Wednesday, 5 September 2012

Spoonfest spoons

Here are the spoons I made/started at spoonfest. They're made from sycamore and cherry, using some of the techniques I learnt at the festival.





Birch scoop and spoons

Here are a few spoons I made before heading off to Spoonfest. The scoop is the first I've made. The curve of the scoop follows the original curve of the branch it was carved from. 

Tuesday, 4 September 2012

Handling knives myself

I've always admired woodware that has tastefully done kolrosing or chip carving. At the recently Spoonfest, I was unfortunately unable to go along to Janharm ter Brugge's engraving class. I have however purchased a chip carving blade and a stab blade from Nic Westermann. I'm aware that engraving, kolrosing and chip carving can all be done with regular wood carving knives I wanted something I would feel comfortable with. I can't think of a better way to ensure that a knife is comfortable to use than making the handle myself.

Using a piece of hawthorn, I carved out two handles, both styled on the handle my Ben Orford sloyd knife has. I'm quite pleased with the results and surprised at how quick they were to make, busting out each on them in an evening after work. With the handles and blades ready I just had to fit them.
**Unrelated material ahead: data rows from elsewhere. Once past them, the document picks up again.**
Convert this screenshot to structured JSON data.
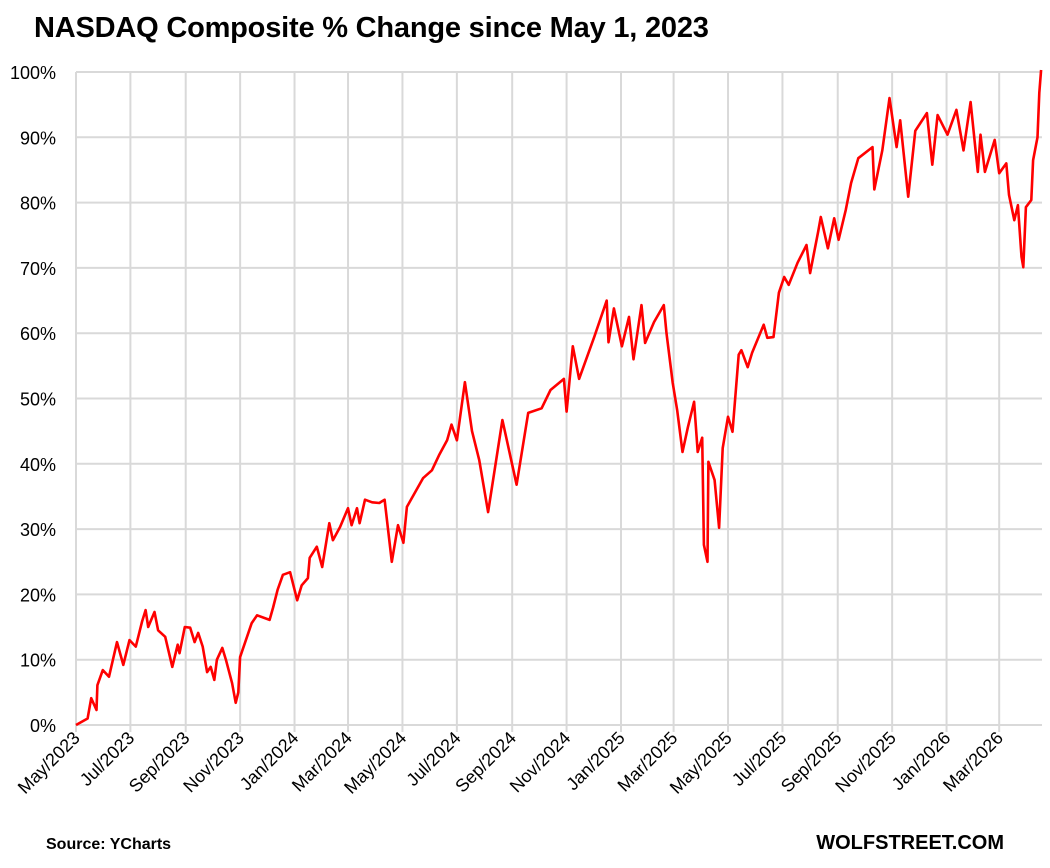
{
  "chart_data": {
    "type": "line",
    "title": "NASDAQ Composite % Change since May 1, 2023",
    "xlabel": "",
    "ylabel": "",
    "ylim": [
      0,
      100
    ],
    "xlim": [
      "2023-05-01",
      "2026-04-18"
    ],
    "yticks": [
      0,
      10,
      20,
      30,
      40,
      50,
      60,
      70,
      80,
      90,
      100
    ],
    "ytick_labels": [
      "0%",
      "10%",
      "20%",
      "30%",
      "40%",
      "50%",
      "60%",
      "70%",
      "80%",
      "90%",
      "100%"
    ],
    "xticks": [
      "2023-05-01",
      "2023-07-01",
      "2023-09-01",
      "2023-11-01",
      "2024-01-01",
      "2024-03-01",
      "2024-05-01",
      "2024-07-01",
      "2024-09-01",
      "2024-11-01",
      "2025-01-01",
      "2025-03-01",
      "2025-05-01",
      "2025-07-01",
      "2025-09-01",
      "2025-11-01",
      "2026-01-01",
      "2026-03-01"
    ],
    "xtick_labels": [
      "May/2023",
      "Jul/2023",
      "Sep/2023",
      "Nov/2023",
      "Jan/2024",
      "Mar/2024",
      "May/2024",
      "Jul/2024",
      "Sep/2024",
      "Nov/2024",
      "Jan/2025",
      "Mar/2025",
      "May/2025",
      "Jul/2025",
      "Sep/2025",
      "Nov/2025",
      "Jan/2026",
      "Mar/2026"
    ],
    "grid": true,
    "line_color": "#ff0000",
    "grid_color": "#d9d9d9",
    "series": [
      {
        "points": [
          [
            "2023-05-01",
            0
          ],
          [
            "2023-05-14",
            1
          ],
          [
            "2023-05-18",
            4.1
          ],
          [
            "2023-05-24",
            2.3
          ],
          [
            "2023-05-25",
            6.1
          ],
          [
            "2023-05-31",
            8.4
          ],
          [
            "2023-06-07",
            7.4
          ],
          [
            "2023-06-16",
            12.7
          ],
          [
            "2023-06-23",
            9.2
          ],
          [
            "2023-06-30",
            13
          ],
          [
            "2023-07-07",
            12
          ],
          [
            "2023-07-14",
            15.8
          ],
          [
            "2023-07-18",
            17.6
          ],
          [
            "2023-07-21",
            15
          ],
          [
            "2023-07-28",
            17.3
          ],
          [
            "2023-08-01",
            14.5
          ],
          [
            "2023-08-09",
            13.5
          ],
          [
            "2023-08-17",
            8.9
          ],
          [
            "2023-08-23",
            12.3
          ],
          [
            "2023-08-25",
            11
          ],
          [
            "2023-08-31",
            15
          ],
          [
            "2023-09-06",
            14.9
          ],
          [
            "2023-09-11",
            12.7
          ],
          [
            "2023-09-15",
            14.1
          ],
          [
            "2023-09-20",
            12
          ],
          [
            "2023-09-25",
            8.1
          ],
          [
            "2023-09-29",
            8.9
          ],
          [
            "2023-10-03",
            6.9
          ],
          [
            "2023-10-06",
            10
          ],
          [
            "2023-10-12",
            11.8
          ],
          [
            "2023-10-16",
            10
          ],
          [
            "2023-10-23",
            6.4
          ],
          [
            "2023-10-27",
            3.4
          ],
          [
            "2023-10-30",
            5
          ],
          [
            "2023-11-01",
            10.4
          ],
          [
            "2023-11-14",
            15.6
          ],
          [
            "2023-11-20",
            16.8
          ],
          [
            "2023-12-04",
            16.1
          ],
          [
            "2023-12-08",
            18
          ],
          [
            "2023-12-13",
            20.7
          ],
          [
            "2023-12-19",
            23
          ],
          [
            "2023-12-27",
            23.4
          ],
          [
            "2024-01-04",
            19.1
          ],
          [
            "2024-01-09",
            21.4
          ],
          [
            "2024-01-16",
            22.5
          ],
          [
            "2024-01-18",
            25.6
          ],
          [
            "2024-01-26",
            27.3
          ],
          [
            "2024-02-01",
            24.2
          ],
          [
            "2024-02-09",
            30.9
          ],
          [
            "2024-02-13",
            28.3
          ],
          [
            "2024-02-21",
            30.3
          ],
          [
            "2024-03-01",
            33.2
          ],
          [
            "2024-03-05",
            30.6
          ],
          [
            "2024-03-11",
            33.2
          ],
          [
            "2024-03-14",
            30.9
          ],
          [
            "2024-03-20",
            34.5
          ],
          [
            "2024-03-28",
            34.1
          ],
          [
            "2024-04-05",
            34
          ],
          [
            "2024-04-11",
            34.5
          ],
          [
            "2024-04-19",
            25
          ],
          [
            "2024-04-26",
            30.6
          ],
          [
            "2024-05-02",
            27.9
          ],
          [
            "2024-05-06",
            33.4
          ],
          [
            "2024-05-24",
            37.8
          ],
          [
            "2024-06-03",
            39
          ],
          [
            "2024-06-11",
            41.3
          ],
          [
            "2024-06-20",
            43.6
          ],
          [
            "2024-06-25",
            46
          ],
          [
            "2024-07-01",
            43.6
          ],
          [
            "2024-07-10",
            52.5
          ],
          [
            "2024-07-18",
            45
          ],
          [
            "2024-07-26",
            40.6
          ],
          [
            "2024-08-05",
            32.6
          ],
          [
            "2024-08-21",
            46.7
          ],
          [
            "2024-09-06",
            36.8
          ],
          [
            "2024-09-19",
            47.8
          ],
          [
            "2024-10-04",
            48.5
          ],
          [
            "2024-10-14",
            51.3
          ],
          [
            "2024-10-29",
            53
          ],
          [
            "2024-11-01",
            48
          ],
          [
            "2024-11-08",
            58
          ],
          [
            "2024-11-15",
            53
          ],
          [
            "2024-12-02",
            59.4
          ],
          [
            "2024-12-16",
            65
          ],
          [
            "2024-12-18",
            58.6
          ],
          [
            "2024-12-24",
            63.8
          ],
          [
            "2025-01-02",
            58
          ],
          [
            "2025-01-10",
            62.5
          ],
          [
            "2025-01-15",
            56
          ],
          [
            "2025-01-24",
            64.3
          ],
          [
            "2025-01-28",
            58.5
          ],
          [
            "2025-02-07",
            61.7
          ],
          [
            "2025-02-18",
            64.3
          ],
          [
            "2025-02-21",
            60
          ],
          [
            "2025-02-28",
            52.4
          ],
          [
            "2025-03-05",
            48.2
          ],
          [
            "2025-03-11",
            41.8
          ],
          [
            "2025-03-17",
            45.6
          ],
          [
            "2025-03-24",
            49.5
          ],
          [
            "2025-03-28",
            41.8
          ],
          [
            "2025-04-02",
            44
          ],
          [
            "2025-04-04",
            27.6
          ],
          [
            "2025-04-08",
            25
          ],
          [
            "2025-04-09",
            40.3
          ],
          [
            "2025-04-16",
            37.5
          ],
          [
            "2025-04-21",
            30.2
          ],
          [
            "2025-04-25",
            42.4
          ],
          [
            "2025-05-01",
            47.2
          ],
          [
            "2025-05-06",
            44.9
          ],
          [
            "2025-05-13",
            56.7
          ],
          [
            "2025-05-16",
            57.4
          ],
          [
            "2025-05-23",
            54.8
          ],
          [
            "2025-05-28",
            57
          ],
          [
            "2025-06-10",
            61.3
          ],
          [
            "2025-06-14",
            59.3
          ],
          [
            "2025-06-21",
            59.4
          ],
          [
            "2025-06-27",
            66.2
          ],
          [
            "2025-07-03",
            68.6
          ],
          [
            "2025-07-08",
            67.4
          ],
          [
            "2025-07-18",
            70.8
          ],
          [
            "2025-07-28",
            73.5
          ],
          [
            "2025-08-01",
            69.2
          ],
          [
            "2025-08-10",
            75.5
          ],
          [
            "2025-08-13",
            77.8
          ],
          [
            "2025-08-21",
            73
          ],
          [
            "2025-08-28",
            77.6
          ],
          [
            "2025-09-02",
            74.3
          ],
          [
            "2025-09-10",
            78.9
          ],
          [
            "2025-09-16",
            83
          ],
          [
            "2025-09-24",
            86.8
          ],
          [
            "2025-10-10",
            88.5
          ],
          [
            "2025-10-12",
            82
          ],
          [
            "2025-10-21",
            88
          ],
          [
            "2025-10-29",
            96
          ],
          [
            "2025-11-06",
            88.5
          ],
          [
            "2025-11-10",
            92.6
          ],
          [
            "2025-11-19",
            80.9
          ],
          [
            "2025-11-27",
            91
          ],
          [
            "2025-12-10",
            93.7
          ],
          [
            "2025-12-16",
            85.8
          ],
          [
            "2025-12-22",
            93.4
          ],
          [
            "2026-01-02",
            90.4
          ],
          [
            "2026-01-12",
            94.2
          ],
          [
            "2026-01-20",
            88
          ],
          [
            "2026-01-28",
            95.4
          ],
          [
            "2026-02-05",
            84.7
          ],
          [
            "2026-02-08",
            90.4
          ],
          [
            "2026-02-13",
            84.7
          ],
          [
            "2026-02-24",
            89.6
          ],
          [
            "2026-03-01",
            84.5
          ],
          [
            "2026-03-09",
            86
          ],
          [
            "2026-03-12",
            81.2
          ],
          [
            "2026-03-18",
            77.3
          ],
          [
            "2026-03-22",
            79.6
          ],
          [
            "2026-03-26",
            71.7
          ],
          [
            "2026-03-28",
            70.1
          ],
          [
            "2026-03-31",
            79.3
          ],
          [
            "2026-04-06",
            80.4
          ],
          [
            "2026-04-08",
            86.5
          ],
          [
            "2026-04-13",
            90
          ],
          [
            "2026-04-15",
            96.8
          ],
          [
            "2026-04-17",
            100.3
          ]
        ]
      }
    ]
  },
  "footer": {
    "source": "Source: YCharts",
    "brand": "WOLFSTREET.COM"
  }
}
Oh his site, Nic recommends drilling into the handle then moving the bit side-to-side to create a space for the blade's tang to slot in, then epoxying it in place. Since I don't have a drill I popped over to my folks' place to borrow theirs.

The drilling was fairly easy once I managed to find a drill bit small enough. Without a proper workbench I had to clamp the handles to the armrest of the bench in their garden. Here I learned my first important lesson: don't let the clamp sit directly on the knife handle as it'll dent it. I took my time drilling and ended up with a hole a little wider than needed, but I whittled a few slivers of wood down to wedge the blade into the gap. In the end I used super-glue and my mini-wedges to fix the blades in place.

The final result is one I'm happy with as a first attempt at handling knife blades (something that could become addictive). The biggest flaw in my work is that the blades aren't set perfectly square into the handle. This might not be an issue as I get used to their position in the handle through frequent use of them, but it's definitely an aspect I could improve on if/when I put together another knife.

A bit more practice I think.

My next tool-making project might be either to handle an axe, or make myself a knife blade. Seeing as I'm pretty well stocked for tools at the moment it may be a while before either task comes to fruition. 

Wednesday, 15 August 2012

Off to Spoonfest

This weekend is the first international Spoonfest, being held in Edale. Spooncarvers from around the world (although I imagine British carvers will make up most of the numbers) will gather to attend workshops, listen to talks, play with shiny new tools and carve lots and lots of lovely spoons.
I will be in attendance and I am thoroughly excited by the line-up of guest talkers and workshop holders. There are quite a few 'big' names from the relatively small world of spoon carving and green woodworking. There will be Robin Wood, Barn the Spoon, Jogge Sundqvist and Mike Abbot to name but a few. The full line-up can be seen on the website (just click on the image).
From the Spoonfest I'll be heading on up to Scotland. There will be a couple of days in Edinburgh for the craziness of the Fringe festival before heading into the Highlands to see Ben Nevis, Loch Ness and the Cairngorms.

Monday, 19 March 2012

New knives

Here are a couple of knives from the fantastic blacksmith and all-round nice guy Ben Orford. They are both handled with apple wood and the blades are 01 tool steel. I really like the handle on the sloyd knife (the smaller of the two), but I've found myself using the larger 'woodlander' more often. With a full tang, it's a very strong knife, allowing me to make big, powerful cuts with confidence. Recently I've been doing a lot of my carving indoors, so this knife is able to quickly remove wood in areas where I might otherwise use an axe.
Aside from being very functional items, I find both of these knives to be aesthetically great and incredibly comfortable to use for extended periods.

Wednesday, 7 March 2012

Birch and sycamore spoons

 A small bowled birch spoon with a thin handle.
 A shallow sycamore with a short handle and a bit of detailing on the end of the handle.
A spalted birch eating spoon. I quite like the shape of this one.

Tuesday, 28 February 2012

A ladle and an eating spoon

The ladle is in birch. Unfortunately there is a tiny hole in the bowl, probably caused by an insect. It is a very small hole and probably won't make a difference to its use.

This is a mystery wood taken from a firewood pile. It's got a lovely colour and grain to it. Let me know if you can name the wood.